In Ontario we hear a lot about concussions among young male athletes -- and rightly so. As Gluckstein Lawyers discussed in a recent post, the effects of head injuries in youth hockey players have been shown to last much longer than previously believed.
What we don't hear as much about are the alarming number of concussions suffered by girls and young women in sports.
Canadians may be surprised to hear that, according to the Women's Sports Foundation, a new survey suggests that "girls and women suffer from concussions at higher rates than boys and men in similar sports -- often significantly higher."
One might expect that the highest rate of concussion would be among male hockey players, rugby players or football players, but the foundation's survey showed that the rate of reported concussions was highest among female hockey players. Female softball players were also found to have reported concussions at two times the rate of male baseball players, and female soccer players and basketball players also suffered injuries at higher rates than their male counterparts.

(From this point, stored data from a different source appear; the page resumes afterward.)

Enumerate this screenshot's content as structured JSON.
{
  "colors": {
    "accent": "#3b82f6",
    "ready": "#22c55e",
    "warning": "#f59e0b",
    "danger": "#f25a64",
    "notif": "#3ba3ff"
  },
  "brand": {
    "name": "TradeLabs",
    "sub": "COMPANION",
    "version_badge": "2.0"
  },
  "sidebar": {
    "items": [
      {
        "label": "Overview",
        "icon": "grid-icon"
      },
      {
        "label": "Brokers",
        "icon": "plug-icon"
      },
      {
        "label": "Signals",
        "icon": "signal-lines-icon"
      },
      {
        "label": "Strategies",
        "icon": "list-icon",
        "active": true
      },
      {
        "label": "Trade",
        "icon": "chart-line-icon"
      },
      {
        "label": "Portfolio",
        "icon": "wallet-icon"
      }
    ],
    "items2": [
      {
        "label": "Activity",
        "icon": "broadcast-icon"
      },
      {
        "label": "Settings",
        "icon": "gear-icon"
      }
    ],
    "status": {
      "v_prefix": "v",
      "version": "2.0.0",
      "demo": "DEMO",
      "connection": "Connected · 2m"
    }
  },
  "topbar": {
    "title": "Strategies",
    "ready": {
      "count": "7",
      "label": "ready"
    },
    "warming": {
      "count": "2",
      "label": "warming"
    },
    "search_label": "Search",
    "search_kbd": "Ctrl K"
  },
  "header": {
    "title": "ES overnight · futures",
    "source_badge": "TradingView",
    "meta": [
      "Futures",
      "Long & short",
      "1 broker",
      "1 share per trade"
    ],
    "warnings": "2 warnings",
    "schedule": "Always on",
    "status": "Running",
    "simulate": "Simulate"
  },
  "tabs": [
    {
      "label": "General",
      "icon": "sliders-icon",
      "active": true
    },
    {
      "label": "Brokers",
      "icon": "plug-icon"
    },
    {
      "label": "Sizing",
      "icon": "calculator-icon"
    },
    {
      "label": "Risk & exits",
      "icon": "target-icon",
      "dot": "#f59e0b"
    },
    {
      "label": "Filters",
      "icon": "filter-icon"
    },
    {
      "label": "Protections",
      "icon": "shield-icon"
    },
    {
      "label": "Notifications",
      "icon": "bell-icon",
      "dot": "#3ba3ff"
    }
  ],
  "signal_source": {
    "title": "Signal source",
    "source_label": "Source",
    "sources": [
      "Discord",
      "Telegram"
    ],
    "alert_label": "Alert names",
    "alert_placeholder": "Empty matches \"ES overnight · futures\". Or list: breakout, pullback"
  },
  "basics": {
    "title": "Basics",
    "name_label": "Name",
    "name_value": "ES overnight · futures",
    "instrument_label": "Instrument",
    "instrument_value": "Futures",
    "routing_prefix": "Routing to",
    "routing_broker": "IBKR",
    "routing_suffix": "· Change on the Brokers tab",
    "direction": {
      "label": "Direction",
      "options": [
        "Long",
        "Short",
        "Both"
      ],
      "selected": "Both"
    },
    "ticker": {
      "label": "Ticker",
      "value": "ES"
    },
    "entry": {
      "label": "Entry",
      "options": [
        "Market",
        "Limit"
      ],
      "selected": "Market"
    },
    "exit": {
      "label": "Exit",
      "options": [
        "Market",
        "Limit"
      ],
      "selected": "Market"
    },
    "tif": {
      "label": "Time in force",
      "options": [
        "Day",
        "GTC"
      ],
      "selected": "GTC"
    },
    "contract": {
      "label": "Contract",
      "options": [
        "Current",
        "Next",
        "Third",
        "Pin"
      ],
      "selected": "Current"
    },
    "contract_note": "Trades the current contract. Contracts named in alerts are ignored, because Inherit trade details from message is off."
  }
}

The speculated reasons for this are various, including the possibility that females are not as reluctant as males to report concussions, and that females 'neck structures are not as strong as males'.
Where parents, doctors and coaches can all agree is that education is the key to protecting young athletes from head injury.
In a recent article in The Globe and Mail, a pediatrician at the Children's Hospital of Eastern Ontario had this to say about concussion education: "You have to change the culture. People are starved for information and they want to know more."